Redhat Linux Admin  «Prev 

Introduction to Red Hat Linux and the General Public License

Benefits of a packaged Distribution

If Linux is available free on the Internet, why does Red Hat's packaged CD-ROM distribution of Linux sell at all? The primary reason is convenience. There are a number of benefits to the Red Hat packaged distribution.
One benefit is that a packaged distribution means each component can be easily upgraded. Another is that the user does not need to make decisions about which components to download, a process that is time consuming and requires intimate knowledge of the hardware environment into which Linux is to be introduced.
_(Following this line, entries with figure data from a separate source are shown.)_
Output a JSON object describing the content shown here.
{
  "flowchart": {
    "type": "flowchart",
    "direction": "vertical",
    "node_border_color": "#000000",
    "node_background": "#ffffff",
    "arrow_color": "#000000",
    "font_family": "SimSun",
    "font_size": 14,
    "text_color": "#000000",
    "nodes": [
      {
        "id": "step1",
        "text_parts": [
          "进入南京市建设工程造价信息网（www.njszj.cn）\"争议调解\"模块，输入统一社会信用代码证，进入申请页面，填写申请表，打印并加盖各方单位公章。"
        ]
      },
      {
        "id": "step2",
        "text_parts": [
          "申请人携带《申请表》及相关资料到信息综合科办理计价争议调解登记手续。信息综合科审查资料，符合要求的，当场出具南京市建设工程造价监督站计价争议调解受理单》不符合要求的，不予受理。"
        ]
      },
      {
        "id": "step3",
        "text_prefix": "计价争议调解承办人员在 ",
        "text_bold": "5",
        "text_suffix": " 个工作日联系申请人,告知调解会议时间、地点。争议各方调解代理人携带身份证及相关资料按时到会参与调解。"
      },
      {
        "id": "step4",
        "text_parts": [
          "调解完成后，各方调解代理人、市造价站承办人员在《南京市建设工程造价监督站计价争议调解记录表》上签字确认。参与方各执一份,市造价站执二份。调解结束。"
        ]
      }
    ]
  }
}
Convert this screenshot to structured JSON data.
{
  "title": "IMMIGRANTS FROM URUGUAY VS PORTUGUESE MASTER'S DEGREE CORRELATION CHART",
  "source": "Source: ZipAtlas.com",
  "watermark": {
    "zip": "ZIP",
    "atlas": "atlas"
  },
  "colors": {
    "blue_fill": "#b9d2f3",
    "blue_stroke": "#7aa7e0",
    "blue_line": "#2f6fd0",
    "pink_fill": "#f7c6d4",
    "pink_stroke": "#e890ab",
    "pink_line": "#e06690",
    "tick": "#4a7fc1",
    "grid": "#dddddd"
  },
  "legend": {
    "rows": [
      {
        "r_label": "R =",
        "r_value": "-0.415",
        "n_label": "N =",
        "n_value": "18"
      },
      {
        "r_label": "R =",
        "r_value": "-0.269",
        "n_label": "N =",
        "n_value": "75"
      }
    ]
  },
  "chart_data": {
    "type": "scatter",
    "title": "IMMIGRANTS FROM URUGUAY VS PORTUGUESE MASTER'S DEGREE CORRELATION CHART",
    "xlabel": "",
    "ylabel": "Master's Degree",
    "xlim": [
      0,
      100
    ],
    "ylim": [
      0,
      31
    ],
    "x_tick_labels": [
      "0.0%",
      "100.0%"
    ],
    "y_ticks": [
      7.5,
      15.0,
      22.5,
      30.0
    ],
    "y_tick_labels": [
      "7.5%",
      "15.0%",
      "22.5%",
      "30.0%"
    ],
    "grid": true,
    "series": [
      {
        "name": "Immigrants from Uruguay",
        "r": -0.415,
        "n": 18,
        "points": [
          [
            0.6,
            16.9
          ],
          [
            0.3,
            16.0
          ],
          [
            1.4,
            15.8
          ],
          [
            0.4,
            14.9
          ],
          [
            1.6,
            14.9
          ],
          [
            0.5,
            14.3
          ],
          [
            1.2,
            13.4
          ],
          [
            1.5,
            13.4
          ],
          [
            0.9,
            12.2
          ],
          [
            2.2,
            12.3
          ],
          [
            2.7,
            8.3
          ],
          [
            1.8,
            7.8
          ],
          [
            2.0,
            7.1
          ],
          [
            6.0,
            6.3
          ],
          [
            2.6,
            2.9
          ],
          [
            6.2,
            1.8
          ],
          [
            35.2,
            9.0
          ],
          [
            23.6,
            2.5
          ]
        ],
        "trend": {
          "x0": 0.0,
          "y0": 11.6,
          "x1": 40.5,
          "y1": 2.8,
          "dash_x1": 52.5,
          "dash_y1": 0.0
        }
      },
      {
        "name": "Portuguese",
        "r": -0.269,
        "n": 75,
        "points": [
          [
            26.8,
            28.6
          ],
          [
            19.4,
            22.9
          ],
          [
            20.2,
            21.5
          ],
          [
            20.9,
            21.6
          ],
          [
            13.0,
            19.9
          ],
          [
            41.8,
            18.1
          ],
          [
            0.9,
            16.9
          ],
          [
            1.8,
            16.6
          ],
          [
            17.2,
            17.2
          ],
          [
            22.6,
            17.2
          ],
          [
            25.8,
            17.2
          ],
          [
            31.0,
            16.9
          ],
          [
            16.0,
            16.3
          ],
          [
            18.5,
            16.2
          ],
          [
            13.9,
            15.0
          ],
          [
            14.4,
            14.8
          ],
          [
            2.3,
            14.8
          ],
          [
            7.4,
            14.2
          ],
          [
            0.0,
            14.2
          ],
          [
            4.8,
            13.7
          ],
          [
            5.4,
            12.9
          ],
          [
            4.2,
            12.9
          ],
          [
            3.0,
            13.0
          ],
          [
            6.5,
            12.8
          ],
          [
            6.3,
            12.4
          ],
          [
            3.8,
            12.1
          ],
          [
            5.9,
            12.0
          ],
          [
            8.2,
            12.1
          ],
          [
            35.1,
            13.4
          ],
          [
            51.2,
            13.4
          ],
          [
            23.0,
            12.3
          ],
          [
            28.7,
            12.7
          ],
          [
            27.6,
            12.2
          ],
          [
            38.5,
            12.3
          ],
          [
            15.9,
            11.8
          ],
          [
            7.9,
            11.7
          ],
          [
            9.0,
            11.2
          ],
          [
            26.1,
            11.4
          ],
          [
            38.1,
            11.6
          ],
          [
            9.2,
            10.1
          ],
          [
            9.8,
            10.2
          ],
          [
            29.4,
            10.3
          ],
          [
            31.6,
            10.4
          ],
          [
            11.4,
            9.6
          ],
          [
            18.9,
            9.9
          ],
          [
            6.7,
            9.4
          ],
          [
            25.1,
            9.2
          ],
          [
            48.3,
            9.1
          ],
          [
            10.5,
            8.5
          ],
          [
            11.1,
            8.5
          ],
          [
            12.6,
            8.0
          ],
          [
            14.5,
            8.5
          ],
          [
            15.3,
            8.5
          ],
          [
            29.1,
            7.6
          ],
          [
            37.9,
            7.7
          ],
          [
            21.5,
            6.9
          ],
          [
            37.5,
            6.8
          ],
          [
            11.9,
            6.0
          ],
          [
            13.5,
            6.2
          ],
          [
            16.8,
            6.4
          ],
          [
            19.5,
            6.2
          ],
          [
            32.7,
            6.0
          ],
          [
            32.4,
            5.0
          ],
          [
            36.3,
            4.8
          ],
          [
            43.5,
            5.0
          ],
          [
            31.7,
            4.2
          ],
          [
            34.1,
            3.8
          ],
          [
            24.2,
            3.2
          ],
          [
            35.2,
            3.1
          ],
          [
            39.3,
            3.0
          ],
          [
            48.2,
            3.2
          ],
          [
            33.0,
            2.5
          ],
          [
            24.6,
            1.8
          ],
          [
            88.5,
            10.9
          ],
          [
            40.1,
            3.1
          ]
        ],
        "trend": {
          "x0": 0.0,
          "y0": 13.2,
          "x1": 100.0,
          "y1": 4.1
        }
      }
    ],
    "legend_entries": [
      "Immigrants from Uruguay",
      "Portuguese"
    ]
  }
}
Red Hat Linux, assembled by the company Red Hat, was a popular Linux based operating system until its discontinuation in 2004.
Red Hat Linux 1.0 was released on November 3, 1994. It was originally called "Red Hat Commercial Linux" and was the first Linux distribution to use the RPM Package Manager as its packaging format.
Since 2003, Red Hat has discontinued the Red Hat Linux line in favor of Red Hat Enterprise Linux (RHEL) for enterprise environments. Fedora, developed by the community-supported Fedora Project and sponsored by Red Hat, is the free version best suited for home use. Red Hat Linux 9, the final release, hit its official end-of-life on 2004-04-30, although updates were published for it through 2006 by the Fedora Legacy project until that shut down in early 2007.